Nationally, the average employer-sponsored premium was $516 a month, while the unsubsidized marketplace premium was $464. To make an apples-to-apples comparison, the researchers adjusted marketplace premiums to account for the age of enrollees and the different value of the health coverage provided by the marketplace plans.
The exchanges offer health coverage to people who aren't insured through their jobs, with subsidies based on income. About 11 million people are insured through the marketplaces, compared with about 155 million Americans who receive insurance coverage through employer-provided plans.
Recent news of large insurance carriers pulling out of some states' marketplaces and hiking premiums in others has raised concerns that offering health insurance through exchanges isn't sustainable and the health care offered isn't affordable.
But the Urban Institute researchers found that, in more than three-quarters of states and 80 percent of the large metropolitan areas they studied, total premiums were lower in an average marketplace plan than in employer-provided plans. For example, in Boston, the premiums for marketplace plans were 35 percent cheaper than employer plans. In New York City, marketplace plans were 26 percent cheaper than employer plans.
"It's not that these markets are necessarily outrageously expensive -- in the vast majority of cases they're not," said Linda Blumberg, a senior fellow in the health policy center of the Urban Institute.
However, most people who receive health insurance through their employers directly
pay only a portion of the premium each month. The rest is paid by the employer, as part of workers' compensation. And the majority of people who buy insurance on the exchanges receive tax credits that limit their premiums.
For people who are buying unsubsidized insurance on the marketplaces, that's not the case.
"You've got the full sticker price in front of you -- and it can be shocking," Blumberg said. "As much as the rate of growth of health care spending has slowed down in recent years, medical care costs a lot of money."
Premiums, overall, are going up on the exchanges. An analysis by the McKinsey Center for U.S. Health System Reform of rate filings in 18 states and the District of Columbia found that for a benchmark plan on the exchanges, the premiums would rise by 11 percent in 2017. A survey by the Kaiser Family Foundation found that premium increases in employer plans have been modest, with a family plan premium rising 3 percent in 2016.
The new findings suggest that it may be important to look at premium increases in context to understand which markets might face real problems with lack of competition or too many sick people signing up. Blumberg thinks that comparing marketplace premiums to employer premiums in the same areas might help flag areas where price increases are signs of a fundamental problem, distinguishing those from markets where premiums may be rising because insurers priced their plans too low initially.
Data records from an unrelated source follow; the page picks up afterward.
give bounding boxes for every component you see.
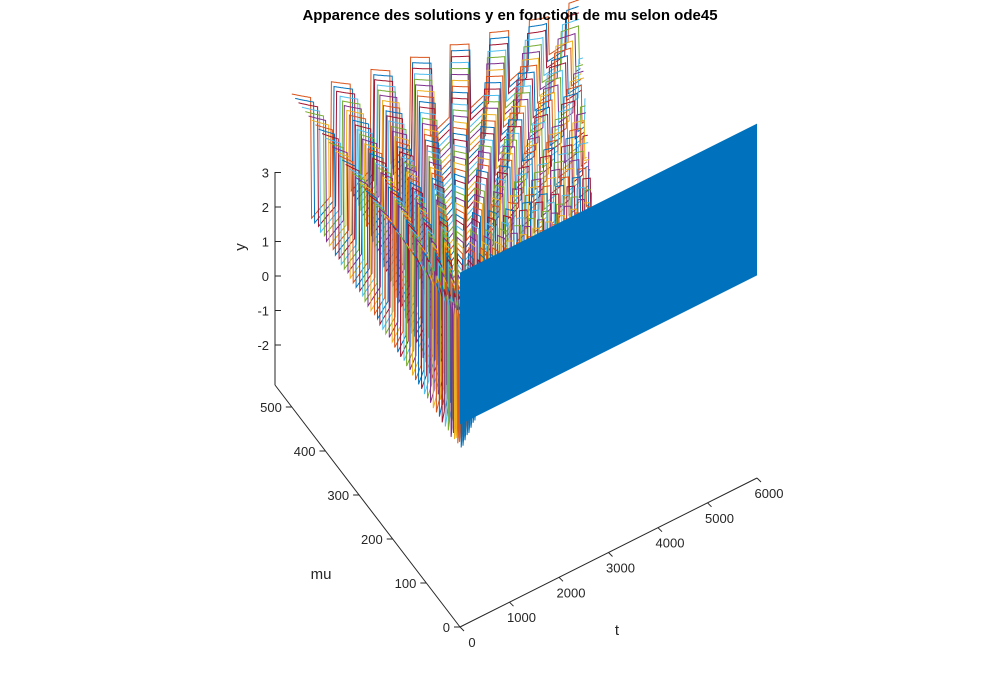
x-tick-mark bbox=[509, 601, 514, 607]
series-line-mu-470 bbox=[301, 18, 580, 234]
x-tick-label: 4000 bbox=[656, 536, 685, 551]
x-tick-label: 3000 bbox=[606, 561, 635, 576]
z-tick-label: 0 bbox=[262, 269, 269, 284]
x-tick-label: 6000 bbox=[755, 486, 784, 501]
series-line-mu-480 bbox=[298, 12, 580, 228]
z-tick-label: 2 bbox=[262, 200, 269, 215]
series-line-mu-230 bbox=[382, 159, 590, 344]
series-line-mu-420 bbox=[318, 55, 582, 257]
series-line-mu-380 bbox=[332, 70, 584, 275]
series-line-mu-200 bbox=[392, 177, 592, 358]
series-line-mu-430 bbox=[315, 47, 582, 251]
tick-labels: 0100020003000400050006000010020030040050… bbox=[257, 166, 783, 651]
z-axis-label: y bbox=[232, 243, 249, 251]
series-lines bbox=[291, 0, 599, 448]
series-line-mu-440 bbox=[311, 40, 582, 248]
series-line-mu-370 bbox=[335, 77, 585, 280]
y-tick-label: 400 bbox=[294, 444, 316, 459]
y-tick-label: 100 bbox=[395, 576, 417, 591]
z-tick-label: 1 bbox=[262, 235, 269, 250]
x-tick-mark bbox=[608, 552, 613, 557]
x-tick-label: 0 bbox=[468, 635, 475, 650]
y-tick-label: 0 bbox=[443, 620, 450, 635]
front-surface bbox=[460, 123, 757, 425]
z-tick-label: -1 bbox=[257, 304, 269, 319]
x-axis-label: t bbox=[615, 622, 620, 639]
x-tick-mark bbox=[558, 576, 564, 582]
x-tick-label: 2000 bbox=[557, 585, 586, 600]
x-tick-label: 1000 bbox=[507, 610, 536, 625]
x-tick-mark bbox=[657, 527, 663, 533]
series-line-mu-350 bbox=[342, 92, 586, 289]
series-line-mu-460 bbox=[305, 25, 581, 238]
x-tick-mark bbox=[459, 626, 465, 632]
x-tick-mark bbox=[756, 477, 762, 483]
y-axis-label: mu bbox=[311, 566, 332, 583]
y-tick-label: 300 bbox=[327, 488, 349, 503]
series-line-mu-450 bbox=[308, 32, 581, 243]
chart-title: Apparence des solutions y en fonction de… bbox=[302, 7, 717, 24]
y-axis-line bbox=[274, 384, 461, 628]
series-line-mu-160 bbox=[405, 202, 593, 376]
z-tick-label: -2 bbox=[257, 338, 269, 353]
y-tick-label: 500 bbox=[260, 400, 282, 415]
y-tick-label: 200 bbox=[361, 532, 383, 547]
z-tick-label: 3 bbox=[262, 166, 269, 181]
x-tick-mark bbox=[707, 502, 712, 508]
series-line-mu-360 bbox=[338, 84, 585, 285]
x-tick-label: 5000 bbox=[705, 511, 734, 526]
axes bbox=[274, 172, 762, 632]
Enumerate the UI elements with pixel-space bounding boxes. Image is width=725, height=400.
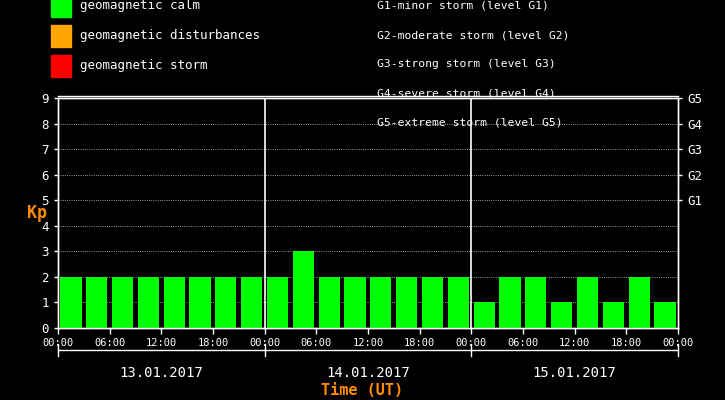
Bar xyxy=(215,277,236,328)
Text: 15.01.2017: 15.01.2017 xyxy=(533,366,616,380)
Text: Time (UT): Time (UT) xyxy=(321,383,404,398)
Bar xyxy=(60,277,81,328)
Text: geomagnetic calm: geomagnetic calm xyxy=(80,0,200,12)
Bar xyxy=(602,302,624,328)
Bar xyxy=(422,277,443,328)
Text: G2-moderate storm (level G2): G2-moderate storm (level G2) xyxy=(377,30,570,40)
Bar xyxy=(267,277,288,328)
Bar xyxy=(164,277,185,328)
Bar xyxy=(577,277,598,328)
Bar xyxy=(655,302,676,328)
Bar xyxy=(629,277,650,328)
Text: 14.01.2017: 14.01.2017 xyxy=(326,366,410,380)
Text: 13.01.2017: 13.01.2017 xyxy=(120,366,203,380)
Bar xyxy=(525,277,547,328)
Bar xyxy=(293,251,314,328)
Bar xyxy=(500,277,521,328)
Text: geomagnetic storm: geomagnetic storm xyxy=(80,60,207,72)
Bar xyxy=(241,277,262,328)
Bar xyxy=(473,302,494,328)
Bar xyxy=(344,277,365,328)
Bar xyxy=(138,277,159,328)
Text: G4-severe storm (level G4): G4-severe storm (level G4) xyxy=(377,89,556,99)
Bar xyxy=(189,277,211,328)
Bar xyxy=(318,277,340,328)
Text: G1-minor storm (level G1): G1-minor storm (level G1) xyxy=(377,1,549,11)
Bar xyxy=(112,277,133,328)
Text: G3-strong storm (level G3): G3-strong storm (level G3) xyxy=(377,60,556,70)
Y-axis label: Kp: Kp xyxy=(28,204,47,222)
Text: G5-extreme storm (level G5): G5-extreme storm (level G5) xyxy=(377,118,563,128)
Bar xyxy=(370,277,392,328)
Bar xyxy=(448,277,469,328)
Bar xyxy=(551,302,572,328)
Text: geomagnetic disturbances: geomagnetic disturbances xyxy=(80,30,260,42)
Bar xyxy=(396,277,418,328)
Bar xyxy=(86,277,107,328)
In Blumberg's analysis, Alaska and Wyoming had marketplace premiums that were markedly higher than the average employer premium.
Alaska's average employer-sponsored premium was $676 per month, while the adjusted marketplace premium was $1,134. Alaska, she noted, had fewer people sign up for its marketplace than projected, which could make it hard to spread the costs of health care among sick and healthy people. It also has only one insurer expected to participate in its exchange for 2017. Wyoming has only one insurer on its marketplace and also has had low enrollment rates. The average employer-sponsored premium was $556, compared with $727 for an adjusted marketplace plan.